Überblick "Basel III: internationaler Regulierungsrahmen für Banken"

vdp: Einfrieren des Output-Floor dringend geboten

Während in Europa unverändert eine strikte Umsetzung der Basel III-Regeln verfolgt wird, lockern die USA ihre Bankenregulierung und weichen damit bewusst von Basel III ab. Geringere Eigenkapitalanforderungen und weniger komplexe Regeln sollen laut veröffentlichtem FED-Umsetzungsvorschlag die Kreditvergabe in den USA stärken und das dortige Wirtschaftswachstum fördern. Darauf weist der Verband deutscher Pfandbriefbanken (vdp) hin.

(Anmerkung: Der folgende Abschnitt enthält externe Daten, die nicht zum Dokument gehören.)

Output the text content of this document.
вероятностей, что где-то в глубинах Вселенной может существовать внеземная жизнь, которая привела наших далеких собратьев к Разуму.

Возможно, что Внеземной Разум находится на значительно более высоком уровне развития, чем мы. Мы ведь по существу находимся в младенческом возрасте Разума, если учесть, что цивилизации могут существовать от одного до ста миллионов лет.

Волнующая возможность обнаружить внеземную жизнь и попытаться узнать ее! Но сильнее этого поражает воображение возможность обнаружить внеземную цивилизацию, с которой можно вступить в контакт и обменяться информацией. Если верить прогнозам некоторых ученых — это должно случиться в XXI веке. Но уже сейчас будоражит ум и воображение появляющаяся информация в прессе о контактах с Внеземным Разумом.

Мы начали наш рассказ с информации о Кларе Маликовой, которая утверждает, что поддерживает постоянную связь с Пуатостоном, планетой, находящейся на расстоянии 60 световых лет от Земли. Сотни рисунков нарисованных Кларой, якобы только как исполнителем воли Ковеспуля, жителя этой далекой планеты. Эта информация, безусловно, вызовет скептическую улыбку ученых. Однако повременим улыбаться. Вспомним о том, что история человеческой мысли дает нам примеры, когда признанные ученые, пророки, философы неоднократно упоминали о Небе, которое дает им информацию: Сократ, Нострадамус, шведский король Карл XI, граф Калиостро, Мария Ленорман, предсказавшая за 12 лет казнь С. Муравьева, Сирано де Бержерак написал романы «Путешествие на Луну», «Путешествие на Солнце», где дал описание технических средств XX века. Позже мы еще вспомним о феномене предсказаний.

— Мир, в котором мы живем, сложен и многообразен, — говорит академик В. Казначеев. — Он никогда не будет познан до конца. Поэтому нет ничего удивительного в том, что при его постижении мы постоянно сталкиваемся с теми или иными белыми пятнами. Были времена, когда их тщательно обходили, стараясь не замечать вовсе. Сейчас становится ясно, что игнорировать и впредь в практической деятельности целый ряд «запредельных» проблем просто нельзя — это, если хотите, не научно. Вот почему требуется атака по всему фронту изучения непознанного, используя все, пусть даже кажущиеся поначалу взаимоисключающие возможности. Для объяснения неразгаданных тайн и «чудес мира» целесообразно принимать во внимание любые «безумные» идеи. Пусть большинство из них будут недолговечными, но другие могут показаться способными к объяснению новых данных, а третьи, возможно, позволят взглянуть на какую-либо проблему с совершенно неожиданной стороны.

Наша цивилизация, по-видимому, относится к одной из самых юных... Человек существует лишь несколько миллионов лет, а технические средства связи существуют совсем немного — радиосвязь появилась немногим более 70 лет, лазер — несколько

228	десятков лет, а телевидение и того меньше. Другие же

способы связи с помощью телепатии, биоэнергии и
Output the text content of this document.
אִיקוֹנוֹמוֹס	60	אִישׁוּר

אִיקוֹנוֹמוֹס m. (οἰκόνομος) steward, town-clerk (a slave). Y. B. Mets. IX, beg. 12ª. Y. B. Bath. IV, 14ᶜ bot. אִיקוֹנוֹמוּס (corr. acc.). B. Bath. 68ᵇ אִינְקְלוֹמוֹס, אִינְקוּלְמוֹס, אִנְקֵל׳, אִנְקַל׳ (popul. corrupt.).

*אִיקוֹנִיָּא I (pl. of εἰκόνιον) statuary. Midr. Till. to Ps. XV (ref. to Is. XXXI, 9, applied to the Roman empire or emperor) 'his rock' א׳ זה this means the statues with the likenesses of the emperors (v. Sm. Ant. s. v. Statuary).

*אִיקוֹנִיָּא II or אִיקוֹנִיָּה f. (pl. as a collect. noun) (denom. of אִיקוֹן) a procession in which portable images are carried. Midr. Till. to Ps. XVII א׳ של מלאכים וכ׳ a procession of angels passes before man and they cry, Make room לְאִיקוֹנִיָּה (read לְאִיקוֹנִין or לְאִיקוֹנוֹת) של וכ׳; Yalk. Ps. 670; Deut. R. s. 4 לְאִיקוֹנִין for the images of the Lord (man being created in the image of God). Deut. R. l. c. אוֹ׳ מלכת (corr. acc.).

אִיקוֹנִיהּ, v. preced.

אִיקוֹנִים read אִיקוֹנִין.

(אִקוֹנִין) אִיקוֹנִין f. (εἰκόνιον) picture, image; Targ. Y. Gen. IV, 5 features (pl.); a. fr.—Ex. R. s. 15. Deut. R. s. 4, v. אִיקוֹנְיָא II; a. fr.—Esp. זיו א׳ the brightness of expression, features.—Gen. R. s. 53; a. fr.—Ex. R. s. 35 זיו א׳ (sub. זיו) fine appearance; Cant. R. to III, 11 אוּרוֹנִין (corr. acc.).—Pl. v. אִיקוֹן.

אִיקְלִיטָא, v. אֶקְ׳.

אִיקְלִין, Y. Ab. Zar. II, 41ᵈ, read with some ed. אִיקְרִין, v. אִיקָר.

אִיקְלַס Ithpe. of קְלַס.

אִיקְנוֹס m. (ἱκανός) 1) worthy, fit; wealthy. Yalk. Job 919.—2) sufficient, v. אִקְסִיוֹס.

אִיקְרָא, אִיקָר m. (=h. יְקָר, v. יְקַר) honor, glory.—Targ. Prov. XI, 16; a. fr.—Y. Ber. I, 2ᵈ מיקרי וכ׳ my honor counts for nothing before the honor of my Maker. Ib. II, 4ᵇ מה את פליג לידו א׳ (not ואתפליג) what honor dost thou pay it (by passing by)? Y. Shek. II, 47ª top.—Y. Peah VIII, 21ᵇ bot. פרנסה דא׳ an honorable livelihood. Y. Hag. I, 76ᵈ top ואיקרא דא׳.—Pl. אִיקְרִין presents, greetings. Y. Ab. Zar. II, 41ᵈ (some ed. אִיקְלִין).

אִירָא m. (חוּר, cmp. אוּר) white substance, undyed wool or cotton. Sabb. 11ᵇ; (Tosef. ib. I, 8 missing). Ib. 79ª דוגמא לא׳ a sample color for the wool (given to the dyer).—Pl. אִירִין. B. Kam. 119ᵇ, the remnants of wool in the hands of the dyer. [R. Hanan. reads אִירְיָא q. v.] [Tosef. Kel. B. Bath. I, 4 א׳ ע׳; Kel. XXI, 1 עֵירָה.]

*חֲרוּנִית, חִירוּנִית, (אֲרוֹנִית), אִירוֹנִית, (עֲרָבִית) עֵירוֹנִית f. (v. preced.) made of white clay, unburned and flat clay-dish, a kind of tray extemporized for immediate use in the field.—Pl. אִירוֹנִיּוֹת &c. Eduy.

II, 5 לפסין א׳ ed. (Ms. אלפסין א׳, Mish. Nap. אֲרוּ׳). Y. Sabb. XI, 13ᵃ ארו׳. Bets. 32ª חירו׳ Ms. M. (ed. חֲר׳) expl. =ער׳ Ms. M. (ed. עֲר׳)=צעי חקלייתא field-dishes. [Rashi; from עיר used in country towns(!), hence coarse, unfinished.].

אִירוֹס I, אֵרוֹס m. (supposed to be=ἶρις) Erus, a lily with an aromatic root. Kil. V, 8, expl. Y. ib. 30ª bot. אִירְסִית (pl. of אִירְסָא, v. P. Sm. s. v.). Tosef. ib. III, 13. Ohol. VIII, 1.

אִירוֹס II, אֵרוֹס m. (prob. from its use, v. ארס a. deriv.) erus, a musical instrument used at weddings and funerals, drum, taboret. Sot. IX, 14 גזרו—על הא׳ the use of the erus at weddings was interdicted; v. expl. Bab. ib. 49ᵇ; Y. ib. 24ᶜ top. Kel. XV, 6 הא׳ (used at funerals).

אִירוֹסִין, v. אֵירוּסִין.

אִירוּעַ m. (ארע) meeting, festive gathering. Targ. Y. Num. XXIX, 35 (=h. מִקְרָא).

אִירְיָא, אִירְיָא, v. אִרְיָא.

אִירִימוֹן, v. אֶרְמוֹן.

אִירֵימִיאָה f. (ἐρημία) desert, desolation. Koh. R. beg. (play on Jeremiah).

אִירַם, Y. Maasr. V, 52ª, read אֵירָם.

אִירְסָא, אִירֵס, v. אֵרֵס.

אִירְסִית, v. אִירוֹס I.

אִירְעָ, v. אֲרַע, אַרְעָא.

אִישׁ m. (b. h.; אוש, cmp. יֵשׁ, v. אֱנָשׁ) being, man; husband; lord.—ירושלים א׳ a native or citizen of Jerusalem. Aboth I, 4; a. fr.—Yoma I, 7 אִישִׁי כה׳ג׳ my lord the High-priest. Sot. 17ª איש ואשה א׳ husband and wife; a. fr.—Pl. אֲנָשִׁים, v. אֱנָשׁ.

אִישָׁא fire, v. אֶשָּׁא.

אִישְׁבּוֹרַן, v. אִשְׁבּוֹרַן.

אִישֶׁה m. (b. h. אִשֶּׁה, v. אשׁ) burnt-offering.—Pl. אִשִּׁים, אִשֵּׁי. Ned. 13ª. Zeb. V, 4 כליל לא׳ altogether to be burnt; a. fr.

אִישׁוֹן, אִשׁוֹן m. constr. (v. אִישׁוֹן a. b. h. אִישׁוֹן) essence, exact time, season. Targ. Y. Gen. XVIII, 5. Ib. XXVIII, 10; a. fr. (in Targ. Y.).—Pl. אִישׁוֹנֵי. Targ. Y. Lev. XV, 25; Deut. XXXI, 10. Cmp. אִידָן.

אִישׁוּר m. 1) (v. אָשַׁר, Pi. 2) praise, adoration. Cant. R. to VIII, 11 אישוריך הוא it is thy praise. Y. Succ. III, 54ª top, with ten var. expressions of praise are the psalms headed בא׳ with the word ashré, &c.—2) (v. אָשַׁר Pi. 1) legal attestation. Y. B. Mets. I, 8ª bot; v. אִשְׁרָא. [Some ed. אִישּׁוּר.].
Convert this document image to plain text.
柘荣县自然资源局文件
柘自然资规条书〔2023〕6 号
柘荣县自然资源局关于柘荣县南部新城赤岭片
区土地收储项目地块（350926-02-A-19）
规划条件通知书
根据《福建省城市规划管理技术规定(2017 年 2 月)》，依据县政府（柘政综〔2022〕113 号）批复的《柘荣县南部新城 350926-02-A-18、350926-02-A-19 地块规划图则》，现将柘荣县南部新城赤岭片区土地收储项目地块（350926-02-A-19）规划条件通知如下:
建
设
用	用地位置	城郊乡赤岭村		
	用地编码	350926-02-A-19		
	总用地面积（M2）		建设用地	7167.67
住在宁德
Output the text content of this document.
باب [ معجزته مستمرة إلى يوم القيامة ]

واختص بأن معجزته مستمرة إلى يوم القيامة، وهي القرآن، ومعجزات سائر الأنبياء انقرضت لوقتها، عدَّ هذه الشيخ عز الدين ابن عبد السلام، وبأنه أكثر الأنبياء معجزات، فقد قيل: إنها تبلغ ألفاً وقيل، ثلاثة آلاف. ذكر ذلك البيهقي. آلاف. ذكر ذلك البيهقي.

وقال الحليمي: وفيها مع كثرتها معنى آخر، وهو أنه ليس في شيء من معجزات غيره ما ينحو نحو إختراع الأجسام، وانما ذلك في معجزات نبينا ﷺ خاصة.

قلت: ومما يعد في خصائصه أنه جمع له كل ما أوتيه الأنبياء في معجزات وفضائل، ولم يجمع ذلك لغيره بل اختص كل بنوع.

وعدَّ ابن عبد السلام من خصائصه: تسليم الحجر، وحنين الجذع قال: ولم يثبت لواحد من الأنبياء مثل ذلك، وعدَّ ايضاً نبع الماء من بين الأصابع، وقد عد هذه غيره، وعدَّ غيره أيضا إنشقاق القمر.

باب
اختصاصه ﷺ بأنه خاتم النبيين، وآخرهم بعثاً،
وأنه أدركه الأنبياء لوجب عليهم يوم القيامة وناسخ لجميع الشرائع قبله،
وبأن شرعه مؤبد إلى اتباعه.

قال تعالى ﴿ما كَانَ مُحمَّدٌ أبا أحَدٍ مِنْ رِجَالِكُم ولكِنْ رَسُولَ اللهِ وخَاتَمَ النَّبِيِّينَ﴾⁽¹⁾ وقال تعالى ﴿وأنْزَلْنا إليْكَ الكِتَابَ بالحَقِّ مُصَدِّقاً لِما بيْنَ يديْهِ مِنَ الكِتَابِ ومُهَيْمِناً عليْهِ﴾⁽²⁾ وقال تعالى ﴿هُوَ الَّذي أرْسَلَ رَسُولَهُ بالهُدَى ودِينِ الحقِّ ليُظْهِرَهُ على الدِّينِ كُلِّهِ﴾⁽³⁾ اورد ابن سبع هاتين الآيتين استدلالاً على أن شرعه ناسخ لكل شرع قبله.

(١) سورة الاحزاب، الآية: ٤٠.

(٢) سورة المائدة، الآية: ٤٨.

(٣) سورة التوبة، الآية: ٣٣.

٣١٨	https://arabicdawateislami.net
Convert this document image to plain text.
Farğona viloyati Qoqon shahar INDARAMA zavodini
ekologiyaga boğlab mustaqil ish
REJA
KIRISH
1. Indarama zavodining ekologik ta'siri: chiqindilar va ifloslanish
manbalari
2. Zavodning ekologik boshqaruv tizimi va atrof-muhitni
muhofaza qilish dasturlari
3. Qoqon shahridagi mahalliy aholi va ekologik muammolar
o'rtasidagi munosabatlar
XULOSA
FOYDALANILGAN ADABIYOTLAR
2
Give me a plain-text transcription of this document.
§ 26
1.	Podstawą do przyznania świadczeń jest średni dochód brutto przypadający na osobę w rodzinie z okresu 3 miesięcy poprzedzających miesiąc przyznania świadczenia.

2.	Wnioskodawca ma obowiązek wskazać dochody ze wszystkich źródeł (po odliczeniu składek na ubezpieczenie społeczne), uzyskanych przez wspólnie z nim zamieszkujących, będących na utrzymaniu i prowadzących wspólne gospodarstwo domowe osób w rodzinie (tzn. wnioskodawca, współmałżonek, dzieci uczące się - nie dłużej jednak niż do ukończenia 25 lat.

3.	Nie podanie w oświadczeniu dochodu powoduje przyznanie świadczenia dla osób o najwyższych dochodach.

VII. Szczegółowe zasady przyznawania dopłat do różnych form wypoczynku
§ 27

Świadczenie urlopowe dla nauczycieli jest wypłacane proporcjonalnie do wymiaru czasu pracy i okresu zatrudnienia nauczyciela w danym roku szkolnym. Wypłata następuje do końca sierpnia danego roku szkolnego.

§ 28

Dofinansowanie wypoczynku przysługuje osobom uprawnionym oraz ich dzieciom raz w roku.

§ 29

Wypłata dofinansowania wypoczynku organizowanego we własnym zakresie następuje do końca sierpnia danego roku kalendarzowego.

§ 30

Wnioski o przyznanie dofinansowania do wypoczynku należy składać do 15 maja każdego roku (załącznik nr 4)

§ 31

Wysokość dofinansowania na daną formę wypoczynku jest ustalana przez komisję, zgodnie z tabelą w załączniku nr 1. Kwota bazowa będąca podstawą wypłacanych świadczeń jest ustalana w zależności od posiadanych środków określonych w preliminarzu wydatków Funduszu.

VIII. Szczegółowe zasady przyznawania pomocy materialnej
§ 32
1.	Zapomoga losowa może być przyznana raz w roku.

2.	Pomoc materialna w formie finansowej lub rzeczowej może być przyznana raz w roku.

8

"Die USA verabschieden sich damit faktisch von dem Ziel, das speziell die europäischen Aufsichtsbehörden stets ausgegeben hatten: einem einheitlichen globalen Regulierungsstandard. Stattdessen priorisieren die USA nun die Wettbewerbs- und Leistungsfähigkeit ihrer Banken im Interesse der US-amerikanischen Volkswirtschaft", sagte vdp-Hauptgeschäftsführer Jens Tolckmitt.

Er ergänzte, dass es auch in anderen Rechtsräumen wie Großbritannien und Kanada zu Abweichungen beim Basel III-Regelwerk komme. Vor diesem Hintergrund sei das beharrliche Festhalten in Europa an den Eigenkapitalvorgaben nicht nachvollziehbar. "Die Robustheit des Bankensystems, die gute Kapitalisierung und Liquiditätsausstattung der europäischen Banken wurden von Politik und Aufsicht wiederholt bestätigt", so Tolckmitt. Dennoch drohten durch Basel III bis 2032 deutliche Mehrbelastungen beim Eigenkapital von bis zu 20 Prozent, in Einzelfällen auch noch höher.

Er stellte klar: "Die Pfandbriefbanken fordern kein grundsätzliches Abrücken von Basel III, wohl aber gezielte Anpassungen." Ein anhaltendes Hochlaufen der Eigenkapitalanforderungen über weitere sechs Jahre wie vorgesehen sei kontraproduktiv. Besonders im Fokus steht für den vdp die Untergrenze für die Eigenkapitalanforderungen an Banken: "Der Output-Floor muss auf seinem Ursprungsniveau von 50 Prozent eingefroren werden, um weitere unsachgemäße Kapitalbelastungen zu vermeiden."